If the device is totally hosed, all of those writes' destination pages would error out. In that case, the failure can only be missed if you're unlucky enough for the sync to start immediately after the last write and before the fsync. The window is on the order of nanoseconds.
If only a single page is bad, and the majority of the writes are ok, then you still have to be unlucky enough for the sync to run after the bad write; if it runs before the bad write then fsync will still see the error.

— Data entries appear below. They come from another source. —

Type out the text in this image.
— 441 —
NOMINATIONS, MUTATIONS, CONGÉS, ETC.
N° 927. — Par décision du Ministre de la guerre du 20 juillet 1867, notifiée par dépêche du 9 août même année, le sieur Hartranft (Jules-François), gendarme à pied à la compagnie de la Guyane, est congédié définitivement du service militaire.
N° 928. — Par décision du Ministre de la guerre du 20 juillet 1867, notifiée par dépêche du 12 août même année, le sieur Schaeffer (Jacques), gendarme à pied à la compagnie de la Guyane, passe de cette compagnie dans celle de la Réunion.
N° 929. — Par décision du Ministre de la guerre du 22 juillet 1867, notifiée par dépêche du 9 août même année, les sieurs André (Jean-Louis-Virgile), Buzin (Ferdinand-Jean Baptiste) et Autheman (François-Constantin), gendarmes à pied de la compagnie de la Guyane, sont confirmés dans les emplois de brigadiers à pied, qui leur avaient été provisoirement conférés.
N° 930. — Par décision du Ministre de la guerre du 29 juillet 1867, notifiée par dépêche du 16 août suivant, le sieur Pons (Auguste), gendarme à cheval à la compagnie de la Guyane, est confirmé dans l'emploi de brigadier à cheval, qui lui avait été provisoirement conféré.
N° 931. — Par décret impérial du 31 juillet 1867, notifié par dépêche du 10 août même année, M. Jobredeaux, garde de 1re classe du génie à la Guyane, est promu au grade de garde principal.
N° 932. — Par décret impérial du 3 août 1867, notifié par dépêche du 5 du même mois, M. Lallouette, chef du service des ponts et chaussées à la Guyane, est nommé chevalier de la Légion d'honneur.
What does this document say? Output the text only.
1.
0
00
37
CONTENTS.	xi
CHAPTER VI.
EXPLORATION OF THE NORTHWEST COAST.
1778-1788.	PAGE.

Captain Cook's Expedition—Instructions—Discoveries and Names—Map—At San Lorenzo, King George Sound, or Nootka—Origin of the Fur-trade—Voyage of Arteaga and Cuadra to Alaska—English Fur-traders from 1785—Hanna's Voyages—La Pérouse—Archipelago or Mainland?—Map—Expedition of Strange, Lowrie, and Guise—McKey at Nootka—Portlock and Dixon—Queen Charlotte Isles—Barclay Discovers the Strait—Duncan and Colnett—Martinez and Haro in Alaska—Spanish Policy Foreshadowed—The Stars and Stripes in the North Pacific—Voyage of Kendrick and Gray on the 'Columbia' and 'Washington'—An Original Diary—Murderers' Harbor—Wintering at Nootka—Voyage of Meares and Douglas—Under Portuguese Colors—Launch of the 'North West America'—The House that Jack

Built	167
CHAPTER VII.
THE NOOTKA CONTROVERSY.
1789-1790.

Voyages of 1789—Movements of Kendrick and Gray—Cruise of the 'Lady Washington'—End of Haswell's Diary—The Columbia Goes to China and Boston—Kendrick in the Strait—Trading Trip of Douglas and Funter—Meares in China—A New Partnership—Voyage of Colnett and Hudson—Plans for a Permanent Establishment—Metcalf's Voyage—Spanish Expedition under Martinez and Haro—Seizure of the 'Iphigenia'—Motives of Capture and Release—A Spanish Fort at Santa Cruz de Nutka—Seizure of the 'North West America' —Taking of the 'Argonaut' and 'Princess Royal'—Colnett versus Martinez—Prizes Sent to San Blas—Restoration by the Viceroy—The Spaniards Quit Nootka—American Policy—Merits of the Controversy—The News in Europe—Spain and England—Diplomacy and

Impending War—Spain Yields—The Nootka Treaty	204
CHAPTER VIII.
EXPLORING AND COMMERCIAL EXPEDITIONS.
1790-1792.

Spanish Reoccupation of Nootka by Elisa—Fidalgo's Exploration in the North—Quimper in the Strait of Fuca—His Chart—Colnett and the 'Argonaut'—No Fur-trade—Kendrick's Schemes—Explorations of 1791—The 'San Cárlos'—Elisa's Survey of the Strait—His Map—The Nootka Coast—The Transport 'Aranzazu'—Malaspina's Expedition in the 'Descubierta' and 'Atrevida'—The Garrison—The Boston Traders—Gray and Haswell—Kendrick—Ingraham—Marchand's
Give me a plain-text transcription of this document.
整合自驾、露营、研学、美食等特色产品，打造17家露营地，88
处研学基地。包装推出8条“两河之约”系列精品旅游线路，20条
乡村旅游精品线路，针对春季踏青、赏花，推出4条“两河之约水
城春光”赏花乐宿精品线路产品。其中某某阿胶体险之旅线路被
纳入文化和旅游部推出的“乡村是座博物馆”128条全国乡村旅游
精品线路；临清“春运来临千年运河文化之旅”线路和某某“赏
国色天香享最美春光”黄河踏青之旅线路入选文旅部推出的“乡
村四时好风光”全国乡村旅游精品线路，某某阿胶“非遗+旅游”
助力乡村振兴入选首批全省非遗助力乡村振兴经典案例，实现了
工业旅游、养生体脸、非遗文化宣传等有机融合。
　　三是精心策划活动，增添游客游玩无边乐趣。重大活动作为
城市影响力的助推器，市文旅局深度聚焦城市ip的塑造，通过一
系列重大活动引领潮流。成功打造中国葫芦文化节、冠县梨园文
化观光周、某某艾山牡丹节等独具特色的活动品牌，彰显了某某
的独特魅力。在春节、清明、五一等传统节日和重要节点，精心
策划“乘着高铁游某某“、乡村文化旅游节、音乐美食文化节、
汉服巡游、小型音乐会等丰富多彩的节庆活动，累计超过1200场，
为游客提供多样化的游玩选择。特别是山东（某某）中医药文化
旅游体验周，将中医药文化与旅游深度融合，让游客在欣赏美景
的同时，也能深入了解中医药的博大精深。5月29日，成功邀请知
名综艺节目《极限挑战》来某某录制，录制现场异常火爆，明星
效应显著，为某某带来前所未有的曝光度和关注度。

LMDB claimed speed and reliability seems remarkable (from a quick glance). I would guess is easier to achieve such, for a KV store, than for much more complex Relational Database. Got me thinking though. Mayby Postgres could take advantage of LMDB? Mayby by using LMDB as it’s cache? instead of using OS page cache, maybe writing the WAL to LMDB?
LMDB is not a great fit for something like the WAL, where new data is written at the end, and old data discarded at the start. It leads to fragmentation (especially if WAL entries are larger than a single page).
Maybe with https://github.com/kellabyte/rewind which should support WAL for lmdb
LMDB itself only uses the OS page cache. The way for LMDB to improve an RDBMS is for it to replace the existing row and index store, and eliminate any WAL. This is what SQLightning does with SQLite.
Have looked at replacing InnoDB in MySQL, but that code is a lot harder to read, so it's been slow going. Postgres doesn't have a modular storage interface, so it would be even uglier to overhaul.
Thanks, make sense, I think Postgres are planning go have pluggable storage interface in nest version 12, would that help? Also nobody has mention data checksum added v9.3, do you know if this helps avoid this kind of fsync related corruption?
> Also nobody has mention data checksum added v9.3, do you know if this helps avoid this kind of fsync related corruption?
Not really, I think. Page-level checksums don't protect against entire writes going missing, unfortunately.